The winemakers who use this method try to intensify the soil in order to improve the exchange between the earth and the plant. For this, they use herbal preparations that they infuse, energise or macerate to help the vine to strengthen and develop better. They also use the lunar calendar: plant, soil and lunar influences combine well in these winemakers’ philosophy. It was a philosopher, Rudolf Steiner (1861-1925) who laid the foundation for this mobility also called anthroposophy. It allows fining and filtration of the wine, chaptalisation (adding sugar) for sparkling wines only and a lower sulphur dose than in organic wines.


Natural wine

Natural wine comes from organic grapes – and possibly, but not necessarily, includes biodynamic grapes – and is not corrected, altered, or tampered with by chemical additives. Natural wines are recognised by the absence, or near absence of SO2 (sulphites) added in the bottles. Unlike organic wine, natural wine is not the subject of specific definition or legislation. It is essentially based on practical and simple principles: respect for the terroir, the soil, the plant and the people who make the wine. It excludes the use of chemical inputs and all methods of “brutal” vinification such as pasteurisation, acidification, chaptalisation, adding industrial chips or yeasts, fining, etc.

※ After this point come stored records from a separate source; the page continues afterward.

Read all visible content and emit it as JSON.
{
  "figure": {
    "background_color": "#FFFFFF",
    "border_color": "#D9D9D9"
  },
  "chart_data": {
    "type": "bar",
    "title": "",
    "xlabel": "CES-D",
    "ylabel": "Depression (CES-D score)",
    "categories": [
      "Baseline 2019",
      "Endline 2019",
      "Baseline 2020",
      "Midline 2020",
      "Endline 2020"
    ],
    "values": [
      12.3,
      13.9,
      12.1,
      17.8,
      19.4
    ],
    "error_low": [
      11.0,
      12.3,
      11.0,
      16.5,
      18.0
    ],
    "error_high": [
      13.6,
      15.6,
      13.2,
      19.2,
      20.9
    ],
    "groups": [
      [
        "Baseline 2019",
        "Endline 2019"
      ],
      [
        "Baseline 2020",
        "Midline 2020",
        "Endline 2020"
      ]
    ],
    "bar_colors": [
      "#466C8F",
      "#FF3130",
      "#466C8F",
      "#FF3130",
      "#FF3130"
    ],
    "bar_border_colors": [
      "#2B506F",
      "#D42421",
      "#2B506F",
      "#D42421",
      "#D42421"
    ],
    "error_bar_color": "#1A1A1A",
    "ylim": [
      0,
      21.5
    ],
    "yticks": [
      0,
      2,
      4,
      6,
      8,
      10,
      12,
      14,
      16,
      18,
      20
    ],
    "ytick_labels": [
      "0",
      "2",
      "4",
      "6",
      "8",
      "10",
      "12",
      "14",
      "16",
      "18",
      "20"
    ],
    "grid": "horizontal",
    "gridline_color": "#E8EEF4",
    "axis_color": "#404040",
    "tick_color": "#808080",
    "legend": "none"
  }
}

It’s a very interesting film, depicting the way of life and the dedication shown by these pioneering people. Featured in the film are


Laurence Manya Krief – Domaine Yoyo

Olivier Cros et Sylvain Respaut – La Cave Apicole

Stéphane Morin – Domaine Léonine

Jean Sébastien Gioan – Domaine Potron Minet

Jean-François Nicq – Les Foulards Rouges

Céline Georget et Michaël Georget – Le Temps Retrouvé

Loïc Roure – Domaine du Possible



They produce wines of emotion. Free, natural and unadorned. Solidly ethical, they represent a new Utopia going from the soil to the plant whilst bypassing all the synthetic and chemical additives which has drained the soil of its natural nutrients. Through small-scale marketing and fair trade, usually via specialist wine merchants, they hope to convince the public that this is the way forward in sustainable wine production. In doing this, the question to ask is – can they make wines that will appeal to knowledgeable amateurs of wine and also the public in general?

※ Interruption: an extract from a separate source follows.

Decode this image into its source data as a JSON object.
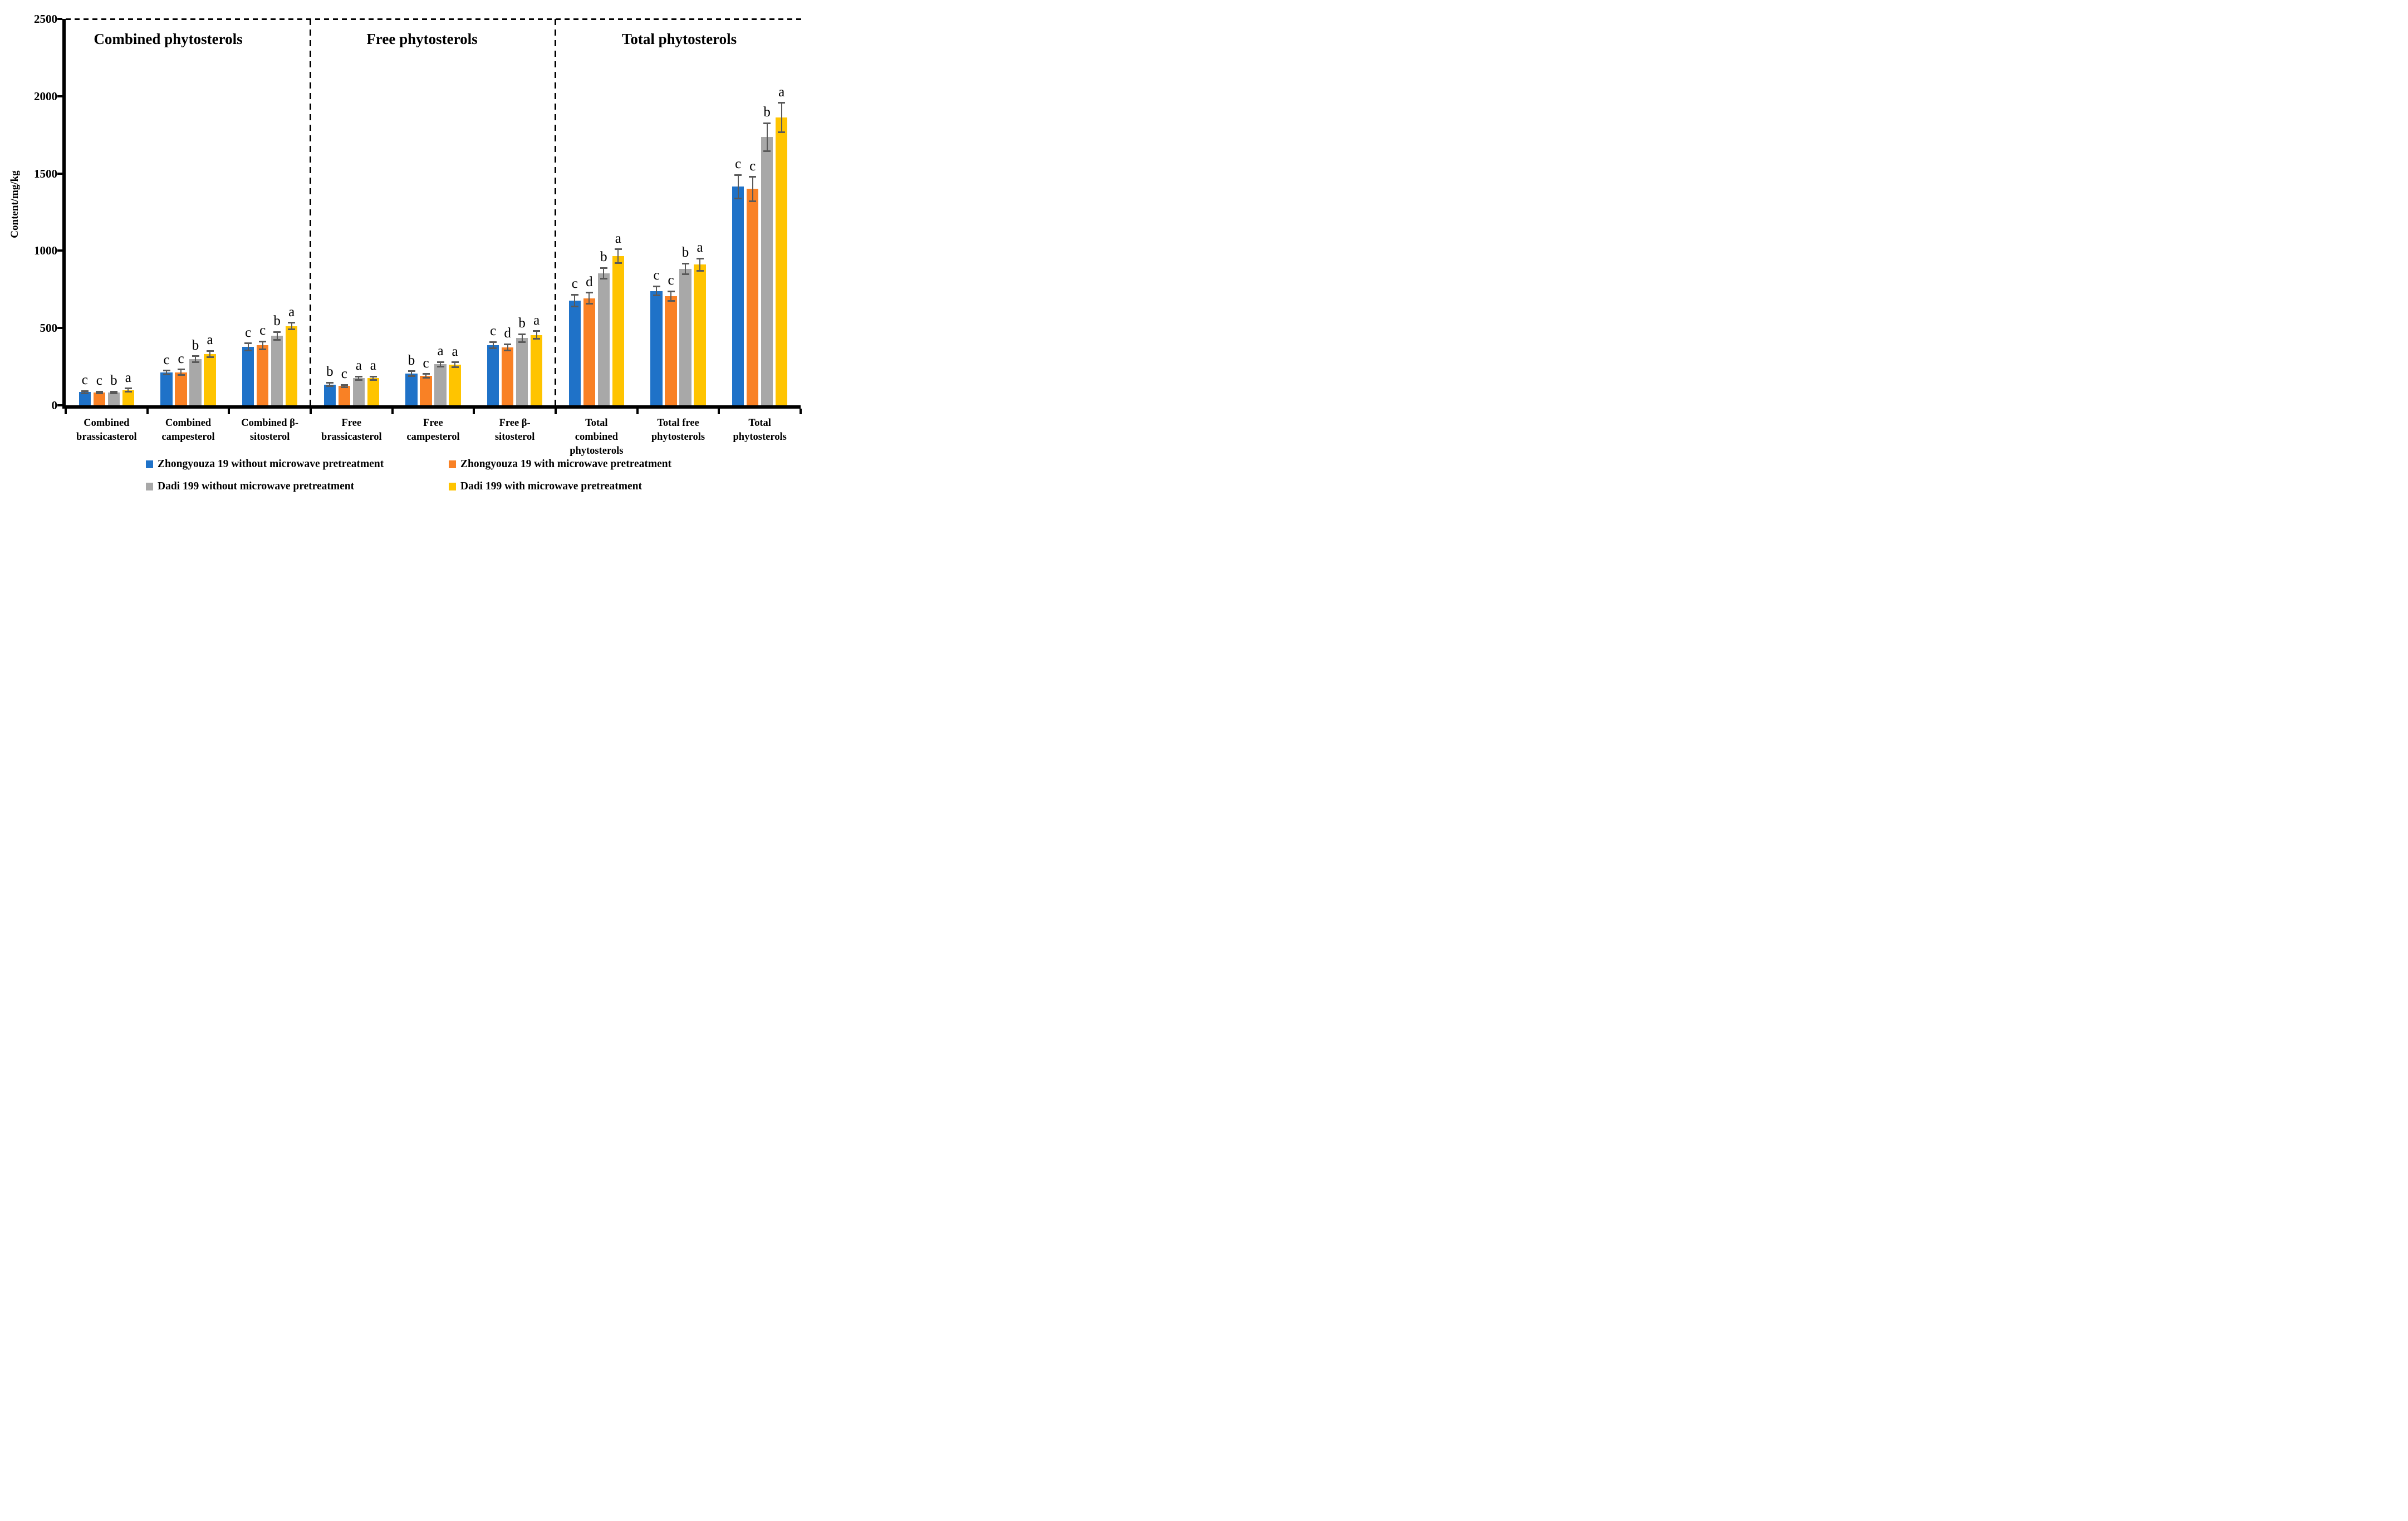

After the film was shown there was a tasting of Natural Wines. Unfortunately, NOT from any of these producers, which was a pity, because the two wines that they showed for tasting (a white from Italy and a red from elsewhere in France) were pretty unimpressive. The white was cloudy (as many natural wines are) and gave the impression of drinking a sample before the fermentation had finished. It was very light – I think 11% abv and a little grapefruity in taste. The red was pretty astringent and again light – I suppose that’s why you could drink a lot and still stand up!


A real shame that we couldn’t taste any wines from the featured producers. Their dedication shown in the film surely merited a wider distribution. I haven’t tasted any of their wines previously and I think you will have to go locally to be able to drink them. If anybody has or will taste their wines I would love to have your feedback. They know that they will not be making a lot of money out of doing this, especially with the rods they are making for their own backs. But I’m sure that progress will be made, in time, to make these wines more palatable to the public at large with experience.